Math 241: Real Analysis
Instructor: J. T. Beale

This course develops measure theory and Lebesgue integration. This theory is
foundational for much of analysis and in particular for the mathematical
theory of probability.  This course is a natural beginning part of a
graduate program in mathematics.  Besides measure theory and integration, we
include a brief treatment of Fourier series and transforms, and the
formulation of probability theory in terms of measure theory, including
proofs of basic theorems such as the Central Limit Theorem.

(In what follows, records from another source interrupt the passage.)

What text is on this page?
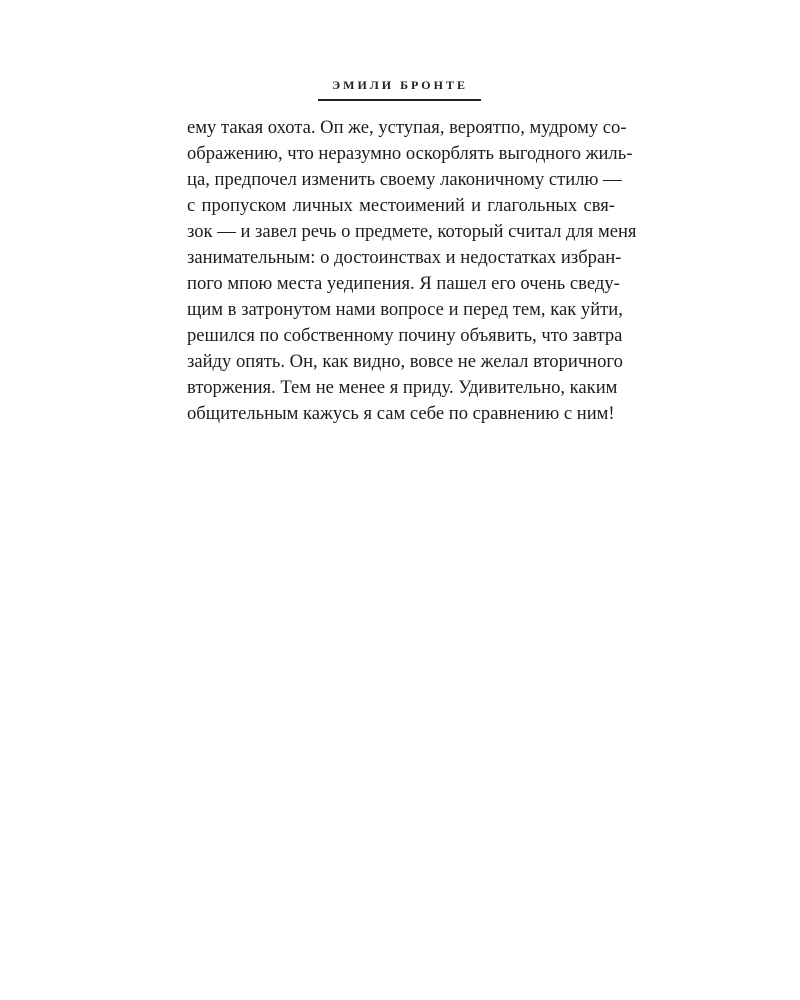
ЭМИЛИ БРОНТЕ
ему такая охота. Оп же, уступая, вероятпо, мудрому со-
ображению, что неразумно оскорблять выгодного жиль-
ца, предпочел изменить своему лаконичному стилю —
с пропуском личных местоимений и глагольных свя-
зок — и завел речь о предмете, который считал для меня
занимательным: о достоинствах и недостатках избран-
пого мпою места уедипения. Я пашел его очень сведу-
щим в затронутом нами вопросе и перед тем, как уйти,
решился по собственному почину объявить, что завтра
зайду опять. Он, как видно, вовсе не желал вторичного
вторжения. Тем не менее я приду. Удивительно, каким
общительным кажусь я сам себе по сравнению с ним!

The course is aimed at beginning graduates students in mathematics, but
other interested students are welcome if they have the necessary background.
The main prerequisite is a rigorous undergraduate course in real analysis.,
such as our Math 203 (preferable) or our Math 139.   Students should have a
working knowledge of the concepts from undergraduate analysis and should be
used to writing proofs in analysis.  Specifically, students should be
familiar with these concepts: algebra of sets and images and inverse images
of functions, sup and inf of sets of real numbers, countable and uncountable
sets, completeness of the real numbers, Cauchy sequences, metric spaces,
open and closed sets, compact sets (as defined by coverings by open sets),
the Bolzano-Weierstrass Theorem, uniform continuity as distinguished from
continuity, the relation between continuous functions and compact or
connected sets, pointwise convergence and uniform convergence of sequences
of functions, convergence of power series, the Riemann integral as defined
as the limit of upper and lower sums, and the proofs of standard theorems of
calculus.

Please note!!  The textbook will be the NEW fourth edition of the book Real
Analysis by Royden and Fitzpatrick.  The earlier editions were by Royden
alone. The new edition is significantly different.  Unfortunately this
important distinction is not evident in the bookstore listing.